I'm working on a program that requires loading of a large number of csv files (thousands of them) into an array.
The csv files are of dimension 45x100, and I want to create a 3-d array with dimension nx45x100. For now, I am using pd.read_csv() to load each csv file and then convert each into an array using np.array(). I then create a 3d array using np.array(data_0, data_1,...,data_n), to which I get a 3-d array with the required dimensions.
Although it works, it is very tedious. Is there any way that this can be done without individually reading and processing each csv file?
#this is my current code
import numpy as np
import pandas as pd
from pandas import Series, DataFrame
mBGS5L = pd.read_csv("strain5.csv") #45x100
mBGS8L = pd.read_csv("strain8.csv")
mBGS10L = pd.read_csv("strain10.csv")
mBGS5L_ = np.array(mBGS5L)
mBGS8L_ = np.array(mBGS8L)
mBGS10L_ = np.array(mBGS10L)
mBGS = np.array([mBGS5L_,mBGS8L_,mBGS10L_])

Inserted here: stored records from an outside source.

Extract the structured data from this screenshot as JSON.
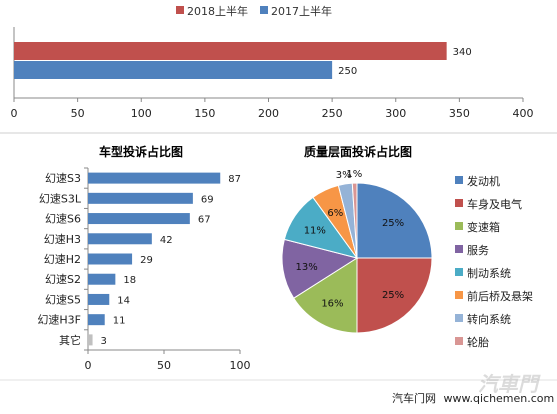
{
  "chart_data": [
    {
      "type": "bar",
      "orientation": "horizontal",
      "title": "",
      "categories": [
        ""
      ],
      "series": [
        {
          "name": "2018上半年",
          "values": [
            340
          ],
          "color": "#c0504d"
        },
        {
          "name": "2017上半年",
          "values": [
            250
          ],
          "color": "#4f81bd"
        }
      ],
      "xlim": [
        0,
        400
      ],
      "xticks": [
        0,
        50,
        100,
        150,
        200,
        250,
        300,
        350,
        400
      ],
      "legend": "top-center",
      "grid": false
    },
    {
      "type": "bar",
      "orientation": "horizontal",
      "title": "车型投诉占比图",
      "categories": [
        "幻速S3",
        "幻速S3L",
        "幻速S6",
        "幻速H3",
        "幻速H2",
        "幻速S2",
        "幻速S5",
        "幻速H3F",
        "其它"
      ],
      "values": [
        87,
        69,
        67,
        42,
        29,
        18,
        14,
        11,
        3
      ],
      "colors": [
        "#4f81bd",
        "#4f81bd",
        "#4f81bd",
        "#4f81bd",
        "#4f81bd",
        "#4f81bd",
        "#4f81bd",
        "#4f81bd",
        "#c0c0c0"
      ],
      "xlim": [
        0,
        100
      ],
      "xticks": [
        0,
        50,
        100
      ],
      "grid": false
    },
    {
      "type": "pie",
      "title": "质量层面投诉占比图",
      "categories": [
        "发动机",
        "车身及电气",
        "变速箱",
        "服务",
        "制动系统",
        "前后桥及悬架",
        "转向系统",
        "轮胎"
      ],
      "values": [
        25,
        25,
        16,
        13,
        11,
        6,
        3,
        1
      ],
      "value_labels": [
        "25%",
        "25%",
        "16%",
        "13%",
        "11%",
        "6%",
        "3%",
        "1%"
      ],
      "colors": [
        "#4f81bd",
        "#c0504d",
        "#9bbb59",
        "#8064a2",
        "#4bacc6",
        "#f79646",
        "#95b3d7",
        "#d99694"
      ],
      "legend": "right"
    }
  ],
  "watermark": {
    "brand": "汽车门网",
    "url": "www.qichemen.com",
    "logo_text": "汽車門"
  }
}
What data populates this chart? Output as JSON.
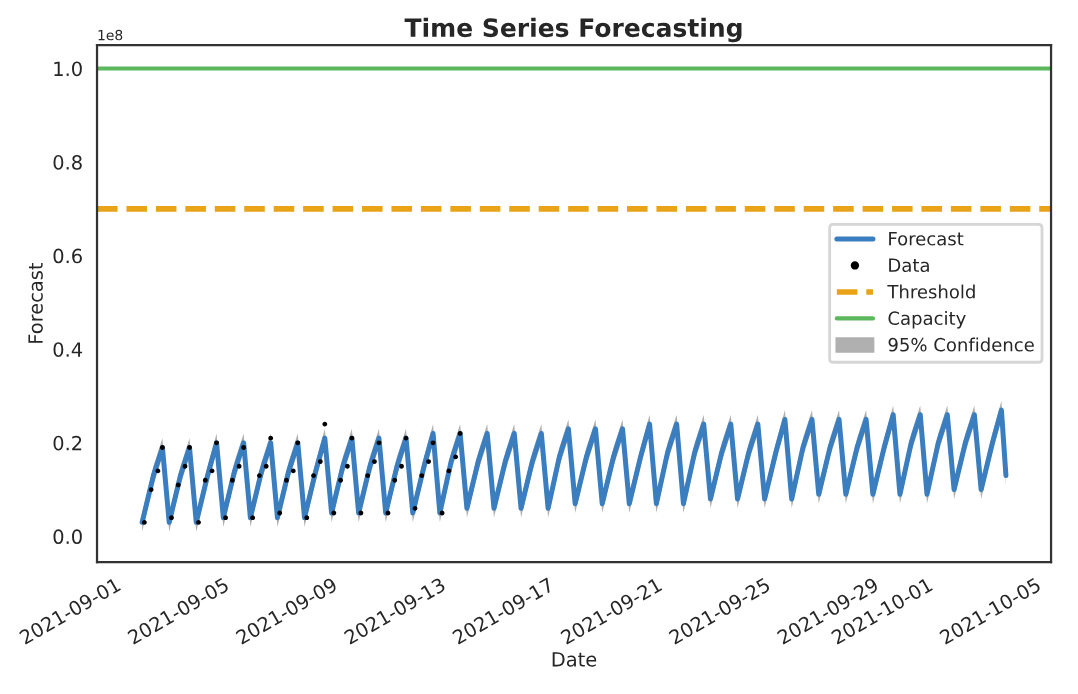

#to which mBGS.shape returns a 3x45x100 array'''
Note: I have checked other stackoverflow links on loading multiple csv files into 1 dataframe, to which I learned about glob to get the list of all csv files I need. My problem though is that using glob and concatenating the csv files returns a list and not a 3d array---which I can't convert to numpy array as it returns an error
from glob import glob
strain = glob("strain*.csv")
df= [pd.read_csv(f) for f in strain]
df_ = np.asarray(df)
#this returns an error: cannot copy sequence with size 45 to array axis with dimension 30
Any help would be greatly appreciated. Thanks